Alcobendas no está en venta
Llevamos años escuchando el mismo cuento: que lo privado siempre funciona mejor, que lo público es ineficiente, caro y antiguo. Ese es el mantra del Partido Popular. Lo repiten tanto que alguno hasta se lo habrá llegado a creer. Pero en Alcobendas sabemos bien que no es cierto. Y lo que es peor: sabemos que detrás de esa historia hay trampa y hay negocio.
Porque el problema no está en querer mejorar los servicios, sino en cómo y para quién se hacen esos cambios. Lo que se presenta como modernización muchas veces acaba siendo una forma encubierta de desviar recursos públicos hacia intereses privados. Servicios esenciales como la educación, la sanidad o la vivienda dejan de ser una garantía de derechos para convertirse en nichos de negocio. Y eso, lejos de ser más eficiente, termina degradando lo que debería estar al servicio de todos.
Nos venden la externalización como una solución milagrosa, como si sacar los servicios fuera siempre sinónimo de eficiencia. Pero conviene preguntarse: ¿mejora para quién? A menudo, los grandes beneficiados no son los ciudadanos, sino determinadas empresas que acaban gestionando lo que antes era público.

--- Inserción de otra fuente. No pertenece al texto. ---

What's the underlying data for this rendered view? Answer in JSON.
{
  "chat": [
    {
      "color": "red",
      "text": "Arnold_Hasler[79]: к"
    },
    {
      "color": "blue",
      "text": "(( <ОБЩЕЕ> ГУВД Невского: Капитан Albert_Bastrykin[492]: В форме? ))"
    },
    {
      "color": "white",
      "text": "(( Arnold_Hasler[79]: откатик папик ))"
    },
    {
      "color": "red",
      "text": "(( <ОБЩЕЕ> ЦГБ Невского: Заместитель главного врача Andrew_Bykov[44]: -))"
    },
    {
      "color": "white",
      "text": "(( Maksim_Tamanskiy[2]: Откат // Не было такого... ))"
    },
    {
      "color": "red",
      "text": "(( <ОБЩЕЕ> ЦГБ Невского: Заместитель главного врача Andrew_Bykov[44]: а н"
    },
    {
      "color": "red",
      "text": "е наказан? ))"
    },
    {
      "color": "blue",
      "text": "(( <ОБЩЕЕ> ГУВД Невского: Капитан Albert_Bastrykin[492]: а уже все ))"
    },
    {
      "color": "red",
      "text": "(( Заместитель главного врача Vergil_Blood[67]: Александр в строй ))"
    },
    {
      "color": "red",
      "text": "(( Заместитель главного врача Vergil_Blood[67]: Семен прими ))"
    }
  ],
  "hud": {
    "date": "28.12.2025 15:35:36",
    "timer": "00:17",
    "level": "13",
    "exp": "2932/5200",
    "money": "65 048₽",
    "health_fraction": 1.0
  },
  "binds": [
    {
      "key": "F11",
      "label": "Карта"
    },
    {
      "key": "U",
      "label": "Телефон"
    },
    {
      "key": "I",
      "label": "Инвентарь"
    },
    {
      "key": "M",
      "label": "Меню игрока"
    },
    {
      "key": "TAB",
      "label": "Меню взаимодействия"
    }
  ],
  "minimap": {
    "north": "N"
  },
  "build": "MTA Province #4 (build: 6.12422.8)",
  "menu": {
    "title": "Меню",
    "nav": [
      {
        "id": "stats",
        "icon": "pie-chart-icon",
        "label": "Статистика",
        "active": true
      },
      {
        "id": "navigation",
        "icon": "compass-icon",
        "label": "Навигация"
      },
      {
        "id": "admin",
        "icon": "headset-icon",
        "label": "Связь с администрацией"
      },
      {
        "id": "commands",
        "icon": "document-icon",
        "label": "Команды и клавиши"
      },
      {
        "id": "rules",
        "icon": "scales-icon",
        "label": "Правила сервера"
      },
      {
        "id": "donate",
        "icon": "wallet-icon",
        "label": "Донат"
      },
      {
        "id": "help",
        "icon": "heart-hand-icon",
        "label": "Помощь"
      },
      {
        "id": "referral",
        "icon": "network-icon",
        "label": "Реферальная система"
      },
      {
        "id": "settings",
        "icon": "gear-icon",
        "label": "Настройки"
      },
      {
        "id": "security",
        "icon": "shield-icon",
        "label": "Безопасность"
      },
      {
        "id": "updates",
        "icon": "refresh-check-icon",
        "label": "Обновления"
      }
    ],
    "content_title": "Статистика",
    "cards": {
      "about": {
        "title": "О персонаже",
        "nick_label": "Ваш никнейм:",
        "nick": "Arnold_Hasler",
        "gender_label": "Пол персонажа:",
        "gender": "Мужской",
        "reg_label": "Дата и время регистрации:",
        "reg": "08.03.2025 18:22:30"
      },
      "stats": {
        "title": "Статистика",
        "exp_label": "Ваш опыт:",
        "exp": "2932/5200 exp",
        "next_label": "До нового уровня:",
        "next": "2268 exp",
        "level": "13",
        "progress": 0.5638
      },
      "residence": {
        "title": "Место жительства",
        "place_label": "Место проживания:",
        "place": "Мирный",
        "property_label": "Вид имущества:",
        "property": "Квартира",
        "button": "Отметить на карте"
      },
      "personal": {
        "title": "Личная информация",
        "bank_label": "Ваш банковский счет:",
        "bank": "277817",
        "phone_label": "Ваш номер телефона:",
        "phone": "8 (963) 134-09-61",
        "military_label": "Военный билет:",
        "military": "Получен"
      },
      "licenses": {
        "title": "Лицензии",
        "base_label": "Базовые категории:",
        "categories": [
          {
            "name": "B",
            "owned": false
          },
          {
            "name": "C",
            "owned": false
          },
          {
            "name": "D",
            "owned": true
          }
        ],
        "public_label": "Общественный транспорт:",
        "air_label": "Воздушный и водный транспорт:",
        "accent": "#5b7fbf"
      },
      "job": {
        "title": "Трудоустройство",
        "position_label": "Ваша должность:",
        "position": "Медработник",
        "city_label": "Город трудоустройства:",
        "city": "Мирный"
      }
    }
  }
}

Mientras tanto, quien necesita una cita médica o espera una ayuda social sigue topándose con recortes, demoras y promesas que no se cumplen.
Y mientras tanto, los impuestos no bajan. Al revés: seguimos pagando igual o más, pero recibiendo menos. Porque parte de ese dinero ya no va al servicio. Va al beneficio. Y eso tiene consecuencias: plantillas recortadas y servicios que se degradan poco a poco hasta que parecen imposibles de recuperar. ¿Y qué dicen entonces? Que hay que volver a privatizar. El círculo perfecto para que ganen los mismos de siempre.
No estamos hablando de errores. Hablamos de una manera de gobernar. Una que antepone los intereses de unos pocos al bienestar de todos. Una que no cree en lo público, y que lo gestiona de la misma forma que una empresa. Solo que aquí no hablamos de una empresa. Hablamos de una ciudad. Hablamos de vecinos y vecinas y su bienestar.
Lo público no es el problema. El problema es cuando se utiliza para favorecer intereses privados en lugar de servir al bien común. Y en Alcobendas lo estamos viendo con demasiada frecuencia: parcelas públicas cedidas para levantar macro residencias de estudiantes privadas, hospitales de pago, viviendas públicas gestionadas por empresas privadas. Desde el PSOE de Alcobendas no vamos a quedarnos callados. Estamos aquí para denunciar estas decisiones y para defender otra forma de hacer política: una que piense en la mayoría, no en unos pocos; una política al servicio de la gente, no de los despachos.